· Horses on restricted exercise or box rest should be fed a laxative diet. Salt should be added to the food to stimulate water intake. In very cold weather taking the chill off water will help. It is important to monitor water intake. An adult 500kg horse requires 30 litres per day ( 3 x 2 gallon buckets) Feeding wet hay and damp feed helps increase water intake.
· Regular exercise to stimulate gut motility.
· Keep warm.
Azoturia / Tying Up / Exertional Myopathy
This is a metabolic disease which primarily occurs in muscularly fit horses maintained on a high plane of nutrition which have been rested for one or more days with no decrease in nutritional intake. Unfit overweight animals who are suddenly put into work are also predisposed to this disease. Once affected, there is an increased incidence of recurrence of this condition.
· Management of diet and exercise regimes is the most valuable approach. Establish a strict feeding and exercise regime. If daily exercise is not achievable, reduced feed intake such as a convalescent mix should be fed when the horse is restricted.
Mud Fever / Cracked Heels
Wet cold conditions predispose horses to skin infections such as pastern dermatitis , cracked heels and mud fever. Wet conditions result in the protective oil layer of the skin to be breached , allowing infection to take hold. Stabled horses may suffer from the condition in the hind feet due to urine scalding. Breeds with ‘feathers’ are more susceptible. It should be remarked that this is an infectious and contagious condition. The condition starts as a localised inflamed lesion with serum ooze and scab formation. If ignored this will progress to swelling of the legs (oedema), lameness and possibly a peculiar stringhalt type gait in some instances.

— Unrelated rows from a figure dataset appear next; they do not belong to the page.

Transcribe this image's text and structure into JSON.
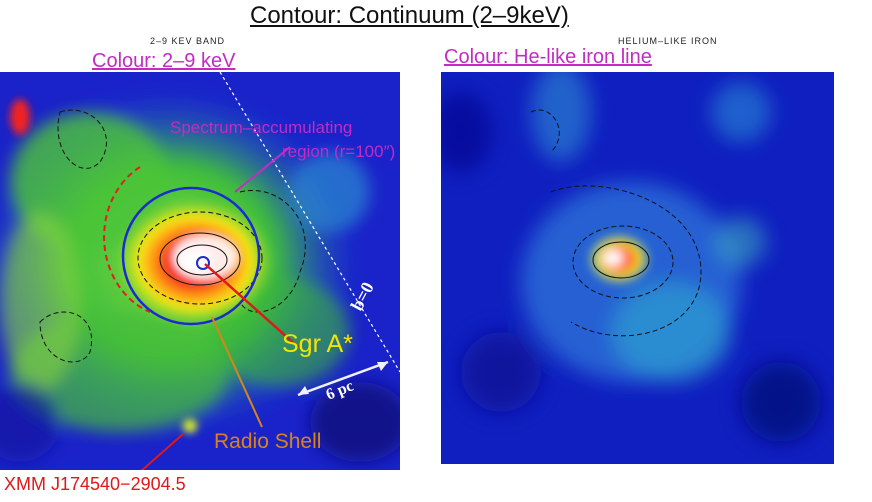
{
  "figure": {
    "title": "Contour: Continuum (2–9keV)",
    "left_panel": {
      "caption": "2–9 KEV BAND",
      "colour_label": "Colour: 2–9 keV",
      "annotations": {
        "region_line1": "Spectrum–accumulating",
        "region_line2": "region (r=100″)",
        "sgr_a": "Sgr A*",
        "radio_shell": "Radio Shell",
        "xmm_source": "XMM J174540−2904.5",
        "b_zero": "b=0",
        "scale": "6 pc"
      }
    },
    "right_panel": {
      "caption": "HELIUM–LIKE IRON",
      "colour_label": "Colour: He-like iron line"
    },
    "colors": {
      "annotation_magenta": "#c22cc2",
      "sgr_yellow": "#f5e400",
      "radio_orange": "#d9831a",
      "xmm_red": "#e01818",
      "region_blue": "#1a2bd0"
    }
  }
}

In chronic cases fissures are created in the folds of skin under the fetlock resulting in cracked heels. Established skin infections in the lower limb often lead to damage to the integrity of the skin and result in horses being more prone to infection in the future. Mixed bacterial/fungal infection so unlikely to respond to antibiotics alone.
· Early stages – remove the scab by poulticing or using warm salty water. Dry the leg and apply antiseptic cream or soothing ointment such as Silver Sulfadiazine (Flamazine).
· More severe infections should be treated using antibiotic cream containing corticosteroids such as Fusidic acid and Betamethasone (Isaderm).
· Keeping the legs clean and bandaging down to ground level will help protect against secondary infection.
· Severe cases require clipping, removal of scabs and skin debris, topical antibiotics and anti inflammatory treatment in conjunction with a course of antibiotics.
· Avoid turnout in muddy paddocks.
· Remove mud by washing and drying the legs or let the mud dry and then brush off.
· A waterproof protectant such as udder cream can be applied before turnout.